Grief is truly painful. I guess grief is the price you pay for loving someone so much. Some days I feel alright, like I can continue living my life as normal as I know how to. But some days I feel lost, so down that nobody can pick me back up. I can’t predict when I’m gonna break down and that terrifies me.
I miss my brother. I miss him being just a phone call away. I miss complaining bout meaningless stuff to him and the advises that he would give. I miss his voice. I can still hear it in my head and I’m afraid that I will forget one day. I miss the sense of comfort he gives. I miss sitting around with him and exchanging looks when my parents say something absurd.
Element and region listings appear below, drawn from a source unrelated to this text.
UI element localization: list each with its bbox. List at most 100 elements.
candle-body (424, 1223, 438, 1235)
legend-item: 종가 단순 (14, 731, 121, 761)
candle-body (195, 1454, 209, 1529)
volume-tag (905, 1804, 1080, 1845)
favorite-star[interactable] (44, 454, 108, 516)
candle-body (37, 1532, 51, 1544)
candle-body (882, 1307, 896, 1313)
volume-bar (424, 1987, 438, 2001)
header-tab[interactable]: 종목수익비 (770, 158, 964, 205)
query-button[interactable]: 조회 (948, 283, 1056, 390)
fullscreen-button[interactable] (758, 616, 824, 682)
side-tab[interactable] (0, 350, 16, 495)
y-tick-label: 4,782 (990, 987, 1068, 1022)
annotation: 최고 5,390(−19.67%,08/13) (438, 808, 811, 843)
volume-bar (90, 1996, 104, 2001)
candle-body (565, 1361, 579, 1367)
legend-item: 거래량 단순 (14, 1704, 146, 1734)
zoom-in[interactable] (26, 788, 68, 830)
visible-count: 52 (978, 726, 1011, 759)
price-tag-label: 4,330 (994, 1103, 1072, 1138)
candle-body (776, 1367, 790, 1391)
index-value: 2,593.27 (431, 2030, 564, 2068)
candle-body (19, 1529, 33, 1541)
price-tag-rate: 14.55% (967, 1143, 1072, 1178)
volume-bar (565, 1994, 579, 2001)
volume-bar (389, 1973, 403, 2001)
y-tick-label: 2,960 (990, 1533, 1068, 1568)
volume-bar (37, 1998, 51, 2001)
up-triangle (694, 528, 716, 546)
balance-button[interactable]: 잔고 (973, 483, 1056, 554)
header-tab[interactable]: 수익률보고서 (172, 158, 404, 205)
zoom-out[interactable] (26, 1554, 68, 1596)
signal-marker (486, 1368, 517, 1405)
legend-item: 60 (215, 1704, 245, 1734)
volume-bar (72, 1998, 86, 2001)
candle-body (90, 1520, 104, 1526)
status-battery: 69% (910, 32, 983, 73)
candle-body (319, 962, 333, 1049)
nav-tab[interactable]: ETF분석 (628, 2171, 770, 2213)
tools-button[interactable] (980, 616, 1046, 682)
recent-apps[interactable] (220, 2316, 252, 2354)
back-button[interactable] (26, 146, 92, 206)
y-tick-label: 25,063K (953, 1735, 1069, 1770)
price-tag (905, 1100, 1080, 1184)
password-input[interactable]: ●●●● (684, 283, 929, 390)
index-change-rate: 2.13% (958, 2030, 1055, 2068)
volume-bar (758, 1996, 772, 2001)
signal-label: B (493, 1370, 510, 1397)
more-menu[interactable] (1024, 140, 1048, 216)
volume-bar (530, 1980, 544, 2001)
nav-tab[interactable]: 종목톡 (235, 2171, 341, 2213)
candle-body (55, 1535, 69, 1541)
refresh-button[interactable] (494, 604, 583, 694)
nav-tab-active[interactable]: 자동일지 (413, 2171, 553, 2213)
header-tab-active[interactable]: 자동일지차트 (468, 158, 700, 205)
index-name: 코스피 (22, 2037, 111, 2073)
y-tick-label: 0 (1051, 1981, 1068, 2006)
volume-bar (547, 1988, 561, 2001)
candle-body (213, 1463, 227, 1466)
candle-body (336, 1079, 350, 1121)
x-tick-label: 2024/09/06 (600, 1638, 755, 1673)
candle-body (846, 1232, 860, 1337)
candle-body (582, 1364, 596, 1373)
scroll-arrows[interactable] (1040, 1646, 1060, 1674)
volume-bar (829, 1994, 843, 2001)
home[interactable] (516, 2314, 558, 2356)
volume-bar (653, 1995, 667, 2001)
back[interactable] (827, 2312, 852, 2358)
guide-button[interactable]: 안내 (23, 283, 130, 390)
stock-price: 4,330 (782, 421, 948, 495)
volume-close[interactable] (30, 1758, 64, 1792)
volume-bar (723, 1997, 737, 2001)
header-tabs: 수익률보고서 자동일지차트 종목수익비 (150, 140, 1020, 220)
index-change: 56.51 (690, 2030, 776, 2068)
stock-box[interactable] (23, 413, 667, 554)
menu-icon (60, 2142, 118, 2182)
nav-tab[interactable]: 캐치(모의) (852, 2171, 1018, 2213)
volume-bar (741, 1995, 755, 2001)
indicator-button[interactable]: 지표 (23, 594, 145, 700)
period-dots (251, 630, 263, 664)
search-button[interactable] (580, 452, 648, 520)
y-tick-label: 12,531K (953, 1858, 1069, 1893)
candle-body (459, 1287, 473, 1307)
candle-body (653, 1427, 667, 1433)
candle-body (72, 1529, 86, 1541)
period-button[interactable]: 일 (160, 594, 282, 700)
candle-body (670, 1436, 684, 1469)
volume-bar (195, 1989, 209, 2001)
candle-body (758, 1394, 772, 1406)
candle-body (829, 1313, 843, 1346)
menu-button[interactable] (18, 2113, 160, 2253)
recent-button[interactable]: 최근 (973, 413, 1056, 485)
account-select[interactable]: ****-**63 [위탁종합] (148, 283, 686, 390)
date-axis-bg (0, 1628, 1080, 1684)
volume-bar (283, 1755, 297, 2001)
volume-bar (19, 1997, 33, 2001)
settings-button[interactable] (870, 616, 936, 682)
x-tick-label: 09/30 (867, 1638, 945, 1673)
I miss bursting into laughter with him when they say something funny.
He was a part of me. A part of me that I love and I’ve lost. Having to live my remaining years in this dunia without him, I’m sad for the future.
Grief is selfish because grief is me being sad for myself. Grief is me being sad that he’s no longer here which is wrong because I know he is in a better place with Allah swt. But I am only human. I only feel sadness, no resentment.
My brother, my best friend forever. My heart is aching but I pray and recite doa for you every single day.
Till then, Inna Lillahi wa inna ilayhi raji’un.
Al fatihah to my brother, Sheikh Kharleez Bamadhaj bin Jaffar.
I miss and love you then, now and forever.